Семья Аладовых, в которой было уже двое детей, должна была уехать в тыл. Фашисты подступали к Минску, а Елена Васильевна, будучи сотрудницей созданной в 1939‑м картинной галереи, была озабочена тем, как спасти от оккупантов музейную коллекцию. На город сыпались бомбы, Николай Аладов с сыновьями ждали ее в бомбоубежище музея, а она до последнего паковала ценные экспонаты, пытаясь дозвониться в ЦК и Совмин, чтобы выбить грузовик: музейный водитель ушел на призывной пункт, а больше за руль сесть было некому. Коллекцию пришлось оставить, в том числе 48 драгоценных слуцких поясов, после войны эти и другие раритеты так и не были найдены — потеря, которая многие годы наполняла сердце Елены Аладовой горечью.
Штрих к портрету: в 1942 году в Саратове прошел слух, что фашисты взяли Ленинград. Многие стремились как можно скорее оставить город и уехать подальше, а Аладов отказался куда-либо бежать и демонстративно подал документы в партию.

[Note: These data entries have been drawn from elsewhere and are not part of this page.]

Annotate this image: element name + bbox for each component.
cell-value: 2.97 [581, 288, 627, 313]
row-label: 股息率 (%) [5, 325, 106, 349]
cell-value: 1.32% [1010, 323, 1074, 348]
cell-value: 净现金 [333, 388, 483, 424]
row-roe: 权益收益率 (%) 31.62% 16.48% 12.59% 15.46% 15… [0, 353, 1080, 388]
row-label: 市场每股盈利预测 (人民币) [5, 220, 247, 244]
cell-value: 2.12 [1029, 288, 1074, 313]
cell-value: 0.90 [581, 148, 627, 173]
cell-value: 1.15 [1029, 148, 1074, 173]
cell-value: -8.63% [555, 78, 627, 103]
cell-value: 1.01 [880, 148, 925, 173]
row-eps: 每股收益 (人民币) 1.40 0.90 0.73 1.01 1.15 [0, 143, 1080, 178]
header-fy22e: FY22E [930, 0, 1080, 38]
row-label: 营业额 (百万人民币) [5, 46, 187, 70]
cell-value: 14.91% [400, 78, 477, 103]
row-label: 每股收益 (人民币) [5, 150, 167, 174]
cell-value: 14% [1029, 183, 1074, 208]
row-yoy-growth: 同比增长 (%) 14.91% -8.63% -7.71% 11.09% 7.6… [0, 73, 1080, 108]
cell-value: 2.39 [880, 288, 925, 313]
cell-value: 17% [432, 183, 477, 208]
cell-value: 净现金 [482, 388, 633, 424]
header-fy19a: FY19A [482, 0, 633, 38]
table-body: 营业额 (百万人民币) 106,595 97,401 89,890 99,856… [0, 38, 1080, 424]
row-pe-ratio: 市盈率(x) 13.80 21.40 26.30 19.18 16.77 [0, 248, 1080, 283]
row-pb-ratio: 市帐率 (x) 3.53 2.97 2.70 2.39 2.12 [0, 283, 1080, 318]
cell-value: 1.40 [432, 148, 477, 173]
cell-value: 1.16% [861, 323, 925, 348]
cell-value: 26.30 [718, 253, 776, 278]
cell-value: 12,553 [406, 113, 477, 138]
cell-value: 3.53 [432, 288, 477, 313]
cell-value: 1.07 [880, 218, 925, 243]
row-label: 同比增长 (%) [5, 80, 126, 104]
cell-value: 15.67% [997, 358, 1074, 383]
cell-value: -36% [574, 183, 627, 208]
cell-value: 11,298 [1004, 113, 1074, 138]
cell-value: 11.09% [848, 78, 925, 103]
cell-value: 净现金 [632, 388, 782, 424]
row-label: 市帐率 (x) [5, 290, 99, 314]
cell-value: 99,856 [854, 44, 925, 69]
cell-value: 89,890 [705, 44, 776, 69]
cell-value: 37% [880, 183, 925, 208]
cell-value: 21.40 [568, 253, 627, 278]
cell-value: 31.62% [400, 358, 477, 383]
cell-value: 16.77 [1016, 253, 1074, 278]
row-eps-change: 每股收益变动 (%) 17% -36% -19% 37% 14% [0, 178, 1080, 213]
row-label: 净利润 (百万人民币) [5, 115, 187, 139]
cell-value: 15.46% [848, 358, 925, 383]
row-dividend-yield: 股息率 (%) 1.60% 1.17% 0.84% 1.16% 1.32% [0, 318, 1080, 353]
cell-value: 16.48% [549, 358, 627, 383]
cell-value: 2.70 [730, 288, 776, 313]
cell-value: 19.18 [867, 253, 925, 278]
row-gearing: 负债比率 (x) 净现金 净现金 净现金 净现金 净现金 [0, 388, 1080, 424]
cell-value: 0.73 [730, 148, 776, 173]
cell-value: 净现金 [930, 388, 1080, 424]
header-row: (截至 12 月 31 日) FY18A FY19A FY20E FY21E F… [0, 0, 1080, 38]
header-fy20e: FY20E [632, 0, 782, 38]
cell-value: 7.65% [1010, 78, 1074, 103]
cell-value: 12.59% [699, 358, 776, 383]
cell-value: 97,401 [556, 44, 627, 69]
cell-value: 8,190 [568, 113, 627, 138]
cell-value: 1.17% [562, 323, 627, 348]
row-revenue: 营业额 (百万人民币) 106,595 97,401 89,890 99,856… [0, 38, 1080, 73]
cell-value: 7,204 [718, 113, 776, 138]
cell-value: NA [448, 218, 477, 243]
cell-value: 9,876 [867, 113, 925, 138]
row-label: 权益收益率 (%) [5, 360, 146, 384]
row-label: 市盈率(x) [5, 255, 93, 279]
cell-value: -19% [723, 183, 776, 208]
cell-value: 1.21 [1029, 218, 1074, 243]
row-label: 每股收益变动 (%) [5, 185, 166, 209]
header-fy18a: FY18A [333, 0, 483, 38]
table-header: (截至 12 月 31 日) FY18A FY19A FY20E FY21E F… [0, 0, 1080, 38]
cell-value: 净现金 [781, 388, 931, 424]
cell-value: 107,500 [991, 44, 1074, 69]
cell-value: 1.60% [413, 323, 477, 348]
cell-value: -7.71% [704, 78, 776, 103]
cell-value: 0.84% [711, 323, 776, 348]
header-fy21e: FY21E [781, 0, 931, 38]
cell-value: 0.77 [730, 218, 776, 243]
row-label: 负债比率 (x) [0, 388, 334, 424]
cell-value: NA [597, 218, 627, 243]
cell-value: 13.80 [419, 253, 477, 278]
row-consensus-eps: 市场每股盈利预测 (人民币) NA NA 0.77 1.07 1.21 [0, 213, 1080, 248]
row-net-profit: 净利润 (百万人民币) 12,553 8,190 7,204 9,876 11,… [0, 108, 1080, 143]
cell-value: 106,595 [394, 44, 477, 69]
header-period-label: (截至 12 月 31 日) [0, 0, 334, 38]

«В ту пору в залах Третьяковки шла выставка произведений белорусских художников, посвященная 25‑летию образования Белорусской Советской Социалистической Республики. Экспонаты этой выставки были созданы белорусами на фронтах Великой Отечественной войны, в партизанских отрядах, в эвакуации. Они и составили основу собрания будущей обновленной нашей галереи. Вскоре на стеллажах нашего запасника стали появляться и другие произведения», — вспоминала Елена Аладова. Благодаря дружбе с главой правительства БССР Пантелеймоном Пономаренко она пробила строительство здания музея, которое было завершено в 1957 году и сейчас является одним из знаковых памятников архитектуры Минска, и без устали занималась пополнением разоренных фондов.